Is there a better inbuilt way to do grid search and test multiple models in a single pipeline? Of course the parameters of the models would be different, which made is complicated for me to figure this out. Here is what I did:
from sklearn.pipeline import Pipeline
from sklearn.ensemble import RandomForestClassifier
from sklearn.neighbors import KNeighborsClassifier
from sklearn.svm import SVC
from sklearn.naive_bayes import MultinomialNB
from sklearn.grid_search import GridSearchCV
def grid_search():
pipeline1 = Pipeline((
('clf', RandomForestClassifier()),
('vec2', TfidfTransformer())
))
pipeline2 = Pipeline((
('clf', KNeighborsClassifier()),
))
pipeline3 = Pipeline((
('clf', SVC()),
))
pipeline4 = Pipeline((
('clf', MultinomialNB()),
))
parameters1 = {
'clf__n_estimators': [10, 20, 30],
'clf__criterion': ['gini', 'entropy'],
'clf__max_features': [5, 10, 15],
'clf__max_depth': ['auto', 'log2', 'sqrt', None]
}
parameters2 = {
'clf__n_neighbors': [3, 7, 10],
'clf__weights': ['uniform', 'distance']
}
parameters3 = {
'clf__C': [0.01, 0.1, 1.0],
'clf__kernel': ['rbf', 'poly'],
'clf__gamma': [0.01, 0.1, 1.0],
}
parameters4 = {
'clf__alpha': [0.01, 0.1, 1.0]
}
pars = [parameters1, parameters2, parameters3, parameters4]
pips = [pipeline1, pipeline2, pipeline3, pipeline4]
print "starting Gridsearch"
for i in range(len(pars)):
gs = GridSearchCV(pips[i], pars[i], verbose=2, refit=False, n_jobs=-1)
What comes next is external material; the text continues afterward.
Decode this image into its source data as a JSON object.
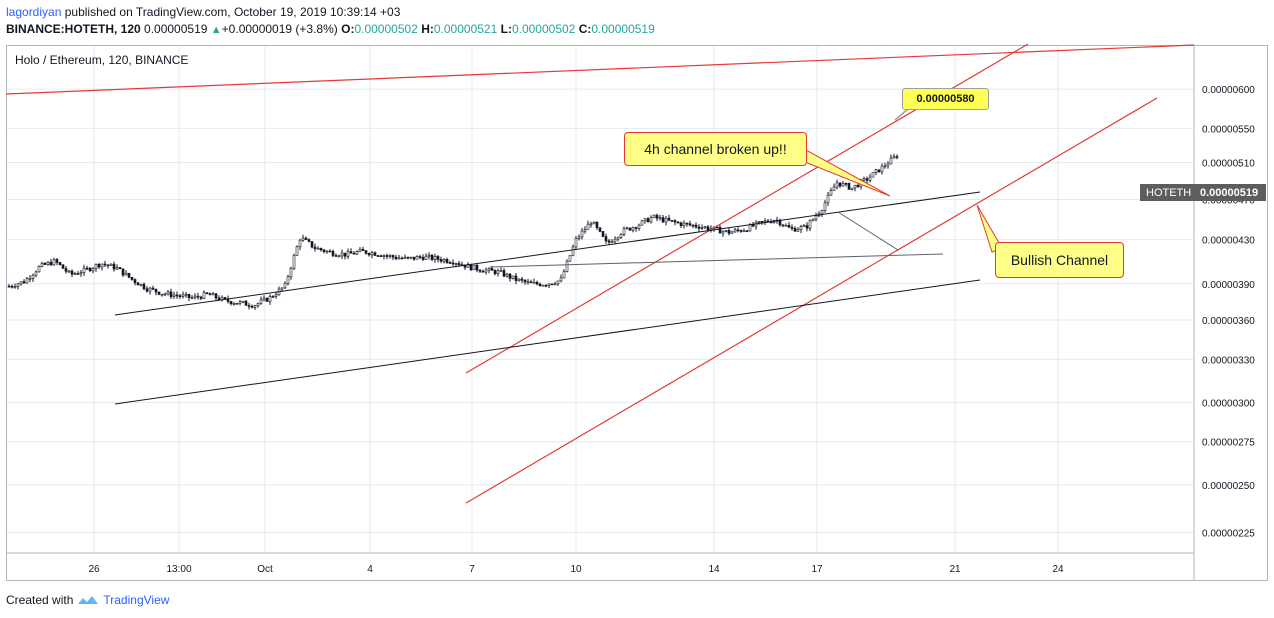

gs = gs.fit(X_train, y_train)
print "finished Gridsearch"
print gs.best_score_
However, this approach is still giving the best model within each classifier, and not comparing between classifiers.
Instead of using Grid Search for hyperparameter selection, you can use the 'hyperopt' library.
Please have a look at section 2.2 of this page. In the above case, you can use an hp.choice
expression to select among the various pipelines and then define the parameter expressions for each one separately.
In your objective function, you need to have a check depending on the pipeline chosen and return the CV score for the selected pipeline and parameters (possibly via cross_val_score).
The trials object at the end of the execution, will indicate the best pipeline and parameters overall.